We asked five impressive rookie winemakers to tell us in their own words about how they got their starts, their winemaking styles, obstacles, mentors, and the tastes of their first creations.
Melissa Stackhouse, VP winemaking, J Vineyards, Healdsburg, Calif.
“I discovered winemaking as a career in 1994. I was living in Bellingham, Wash., at the time, and was out wine tasting on Lopez Island. I just happened to ask the proprietors of this small winery how they got into winemaking and was told that they had gone to school to study the subject. For me, that was an ‘ah hah’ moment. I immediately researched where a person would go to study grape growing and winemaking, and discovered UC Davis. I enrolled in 1996 and graduated in 1998 with a BS degree in Viticulture & Enology.”
“I approach winemaking as a team effort — lots of collaboration between all involved in growing the grapes and making the wine. Our intent at J is to produce a wine with varietal integrity, balance, and concentration.”

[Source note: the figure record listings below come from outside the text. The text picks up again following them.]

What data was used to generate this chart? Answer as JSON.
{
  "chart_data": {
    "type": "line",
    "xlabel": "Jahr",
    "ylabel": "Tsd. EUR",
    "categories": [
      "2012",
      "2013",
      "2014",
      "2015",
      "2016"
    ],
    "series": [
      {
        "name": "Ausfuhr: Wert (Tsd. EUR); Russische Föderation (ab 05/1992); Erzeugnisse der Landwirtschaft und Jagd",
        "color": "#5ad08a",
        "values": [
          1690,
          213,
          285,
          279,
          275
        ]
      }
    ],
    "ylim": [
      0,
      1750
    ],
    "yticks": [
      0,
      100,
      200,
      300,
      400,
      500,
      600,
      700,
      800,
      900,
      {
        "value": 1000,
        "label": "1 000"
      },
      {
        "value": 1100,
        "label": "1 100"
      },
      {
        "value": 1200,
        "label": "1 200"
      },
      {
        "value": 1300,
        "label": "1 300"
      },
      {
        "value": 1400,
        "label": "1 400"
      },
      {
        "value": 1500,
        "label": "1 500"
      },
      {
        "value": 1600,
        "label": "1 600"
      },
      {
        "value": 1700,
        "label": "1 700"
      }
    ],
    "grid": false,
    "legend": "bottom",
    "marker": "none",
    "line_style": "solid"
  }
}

“My mentor is Jeff Stewart, who is presently the winemaker at Hartford Family Wines. I apprenticed under him at La Crema from 2001 through 2003, and as far as mentors go, he’s the best.”
Catrina North, enologist, Galer Estate, Chadds Ford, Penn.
“I've come to realize that I do not see obstacles as others see them. I moved from California to Pennsylvania to make wine, which I've come to understand is what some would consider making your own obstacle! I feel my biggest obstacle is not having as much experience as I would like making wine in the East. But, I'm working on that.”
“I was pretty sure I was going to be a marine ecologist of some sort until I met a gentleman named Peter Bell, the winemaker at Fox Run. I discovered that his job was in fact the coolest intersection between artistry, science, agriculture, travel, and luck — and that I had to have a job just like it.”
“The final check in of the day always involves a taste after I've tested the brix and temperature, so I tasted the Pinot Grigio ferment. It tasted great! I had been used to tasting sugary sweet (but delicious) juice, but I realized this this was suddenly bright, aromatic, acidic, tangerine smelling-wine! Needless to say, that called for a second sip.”